Wednesday, April 25, 2012

Acceptable Racism - on Cynthia Ozick

http://www.irishleftreview.org/2012/04/24/acceptable-racism/#more-6411


                                                            Acceptable Racism
                                                                                    By Raymond Deane

Apparently the 84-year-old American novelist Cynthia Ozick is favourite to win the “Orange Prize for excellence in fiction written by women” for her novel Foreign Bodies.

In an article in the UK Guardian's series My Hero (20th April), Ozick chose George Eliot, the great 19th century English novelist. She singled out Eliot's final novel Daniel Deronda, something of an ugly duckling among her masterpieces not so much because of its advocacy of Zionism as because this is conveyed by means of endless speechifying - “high oratory, not novelistic art” (Ozick).

The great Palestinian intellectual Edward Said, who also profoundly admired Eliot, wrote in his seminal book The Question of Palestine (Vintage, USA, 1979/1992) that by paying no attention to the effect Zionism would have on those people already living in Palestine “Eliot is no different from other European apostles of sympathy, humanity, and understanding for whom noble sentiments were either left behind in Europe, or made programmatically inapplicable outside Europe.” In this she resembles Marx and Mill who “seemed to have believed that such ideas as liberty, representative government, and individual happiness must not be applied in the Orient for reasons that today we would call racist.” (p.65) Eliot shared the Gentile and Jewish Zionist “view of the Holy Land as essentially empty of inhabitants, not because there were no inhabitants... but because their status as sovereign and human inhabitants was systematically denied.” (p.66)

There is no echo of such a critique in Ozick's encomium to the novel; instead, Eliot is described without qualification as “morally serious, historically judicious and passionately just”.

This blinkered advocacy needs to be read in the context of earlier articles by Ozick.

In a 2006 review of the play My Name is Rachel Corrie (based on the diaries and letters of a young American activist crushed to death by an Israeli bulldozer) she refers to “the culpable Palestinian origins of the current fighting” and “the brutal cynicism of Rachel Corrie's handlers, eager, for propaganda value, to bait bulldozers and tanks with the lives of their young recruits.” Corrie's engagement with the oppressed is described as “slumming” and her espousal of Gandhian ideals dismissed as “neo-Marxist paraphernalia and hate-America jargon” (for a celebrated novelist, Ozick writes execrable prose). The play itself is “a show trial. And there are Jews in the dock.”

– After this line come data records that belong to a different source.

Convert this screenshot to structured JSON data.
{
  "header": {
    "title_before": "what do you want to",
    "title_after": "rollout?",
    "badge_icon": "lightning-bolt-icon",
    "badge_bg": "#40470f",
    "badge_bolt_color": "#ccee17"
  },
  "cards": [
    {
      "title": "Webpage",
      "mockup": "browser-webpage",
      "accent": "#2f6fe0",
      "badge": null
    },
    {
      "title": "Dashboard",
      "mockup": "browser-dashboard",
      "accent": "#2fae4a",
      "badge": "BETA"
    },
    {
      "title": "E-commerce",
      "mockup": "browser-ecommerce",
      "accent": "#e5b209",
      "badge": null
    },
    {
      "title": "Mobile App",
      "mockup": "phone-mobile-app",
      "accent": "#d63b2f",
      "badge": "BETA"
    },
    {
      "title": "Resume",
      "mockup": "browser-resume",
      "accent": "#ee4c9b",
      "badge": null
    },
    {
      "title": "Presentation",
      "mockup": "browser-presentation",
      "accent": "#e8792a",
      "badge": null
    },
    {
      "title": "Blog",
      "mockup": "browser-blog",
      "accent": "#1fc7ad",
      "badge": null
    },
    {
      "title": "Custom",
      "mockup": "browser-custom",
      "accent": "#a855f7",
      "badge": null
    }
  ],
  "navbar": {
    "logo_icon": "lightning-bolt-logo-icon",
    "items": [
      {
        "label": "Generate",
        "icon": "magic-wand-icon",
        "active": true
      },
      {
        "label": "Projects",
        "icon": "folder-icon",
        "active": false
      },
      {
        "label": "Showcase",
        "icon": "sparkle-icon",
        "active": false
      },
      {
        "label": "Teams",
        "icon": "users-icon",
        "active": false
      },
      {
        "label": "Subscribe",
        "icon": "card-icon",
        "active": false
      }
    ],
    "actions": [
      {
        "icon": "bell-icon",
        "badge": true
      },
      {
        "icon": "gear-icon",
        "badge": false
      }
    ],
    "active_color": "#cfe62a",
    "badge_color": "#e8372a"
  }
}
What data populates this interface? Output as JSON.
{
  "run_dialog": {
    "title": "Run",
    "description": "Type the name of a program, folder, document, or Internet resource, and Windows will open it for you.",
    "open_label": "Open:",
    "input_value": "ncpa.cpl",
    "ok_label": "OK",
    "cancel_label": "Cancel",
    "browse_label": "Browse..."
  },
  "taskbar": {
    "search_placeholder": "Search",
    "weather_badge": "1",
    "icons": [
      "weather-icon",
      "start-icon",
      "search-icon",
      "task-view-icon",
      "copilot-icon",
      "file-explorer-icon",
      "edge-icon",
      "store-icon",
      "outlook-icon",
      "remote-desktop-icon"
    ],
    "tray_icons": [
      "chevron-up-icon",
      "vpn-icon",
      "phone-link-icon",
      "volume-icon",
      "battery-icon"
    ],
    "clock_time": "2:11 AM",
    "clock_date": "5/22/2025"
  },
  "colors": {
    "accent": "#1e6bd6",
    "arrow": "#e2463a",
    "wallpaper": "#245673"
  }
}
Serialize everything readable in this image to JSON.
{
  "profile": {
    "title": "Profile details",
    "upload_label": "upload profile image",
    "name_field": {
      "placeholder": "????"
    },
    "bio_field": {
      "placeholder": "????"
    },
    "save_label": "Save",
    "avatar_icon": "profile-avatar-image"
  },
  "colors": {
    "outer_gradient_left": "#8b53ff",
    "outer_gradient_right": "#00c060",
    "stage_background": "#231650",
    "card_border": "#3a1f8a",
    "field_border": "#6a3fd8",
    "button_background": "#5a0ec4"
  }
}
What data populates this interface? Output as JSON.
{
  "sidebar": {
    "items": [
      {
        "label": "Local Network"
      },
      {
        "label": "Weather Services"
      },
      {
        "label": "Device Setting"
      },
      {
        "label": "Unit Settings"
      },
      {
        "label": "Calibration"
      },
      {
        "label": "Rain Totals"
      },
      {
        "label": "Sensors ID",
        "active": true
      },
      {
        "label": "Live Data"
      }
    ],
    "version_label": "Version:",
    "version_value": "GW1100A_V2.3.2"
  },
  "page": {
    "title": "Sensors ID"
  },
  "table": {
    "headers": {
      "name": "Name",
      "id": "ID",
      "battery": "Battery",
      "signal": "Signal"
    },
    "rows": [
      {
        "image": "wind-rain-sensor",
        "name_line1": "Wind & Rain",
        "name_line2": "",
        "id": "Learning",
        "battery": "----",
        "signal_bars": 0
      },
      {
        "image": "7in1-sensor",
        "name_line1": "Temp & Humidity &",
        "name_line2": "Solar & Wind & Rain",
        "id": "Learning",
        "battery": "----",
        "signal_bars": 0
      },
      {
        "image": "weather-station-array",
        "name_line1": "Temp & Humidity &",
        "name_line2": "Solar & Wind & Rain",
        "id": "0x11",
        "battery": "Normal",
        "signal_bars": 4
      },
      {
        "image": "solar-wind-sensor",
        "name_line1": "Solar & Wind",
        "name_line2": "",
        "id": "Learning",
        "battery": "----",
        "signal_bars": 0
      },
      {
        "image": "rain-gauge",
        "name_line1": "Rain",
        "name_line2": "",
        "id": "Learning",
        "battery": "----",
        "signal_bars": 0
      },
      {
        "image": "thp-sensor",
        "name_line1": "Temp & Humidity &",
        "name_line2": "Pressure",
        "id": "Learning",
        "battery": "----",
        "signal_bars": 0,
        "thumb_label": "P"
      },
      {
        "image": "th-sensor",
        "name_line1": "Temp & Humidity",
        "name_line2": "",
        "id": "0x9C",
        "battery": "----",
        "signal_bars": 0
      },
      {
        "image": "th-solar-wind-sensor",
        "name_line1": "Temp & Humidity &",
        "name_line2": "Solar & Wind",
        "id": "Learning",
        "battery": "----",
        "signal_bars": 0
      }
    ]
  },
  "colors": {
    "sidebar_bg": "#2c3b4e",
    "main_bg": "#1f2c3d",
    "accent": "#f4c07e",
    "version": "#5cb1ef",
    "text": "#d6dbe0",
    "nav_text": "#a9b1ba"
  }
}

On 30 June 2003 Ozick published an Op Ed for the Wall Street Journal entitled Where Hatred Trumps Bread: What does the Palestinian nation offer the world? This was conceived as a diatribe against the so-called Road Map for Peace drawn up by the “international quartet” (USA, EU, Russia, UN) in early 2003. Although there is some consensus nowadays that this process was inherently flawed because overly influenced by the USA (and hence by Israel) and lacking meaningful mechanisms for enforcement, for Ozick it represented “an anti-history wherein cause and effect are reversed, protection against attack is equated with the brutality of attack, existential issues are demoted or ignored--'cycle of violence' obfuscations all zealously embraced by the State Department and the European Union.” In other words, the USA and EU were ganging up on poor little Israel, which had a right to a monopoly of violence in the Middle East.

But Ozick went further, and launched a vicious attack on the Palestinian people themselves. “By replacing history with fantasy, the Palestinians have invented a society unlike any other, where hatred trumps bread. They have reared children unlike any other children, removed from ordinary norms and behaviors... What has been the genius of Palestinian originality, what has been the contribution of the evolving culture of Palestinian sectarianism? On the international scene: airplane hijackings and the murder of American diplomats in the 1970s, Olympic slaughterings and shipboard murders in the 1980s. And toward the Jews of the Holy Land, beginning in the 1920s and continuing until this morning, terror, terror, terror, terror.”

There is a word for such language: racism. And it is racism of a particularly vicious and unadorned variety.

Now, one would hardly suggest that Ozick should be excluded from consideration from the Orange or any other literary prize because of her repulsive views. What is astonishing is that (to the best of this writer's knowledge) not one single media outlet has raised the issue of Ozick's anti-Palestinian racism. What this tells us, once again, is that such vile attitudes are not deemed worthy of mention when mere Palestinians are their object. One would hardly imagine that the anti-Semitic historian David Irving would be deemed an acceptable candidate for the Wolfson History Prize, but the  vilification of Palestinians and the negation of their history that are Ozick's ideological stock-in-trade raise no critical eyebrows.

                                                            Raymond Deane is a composer and political activist.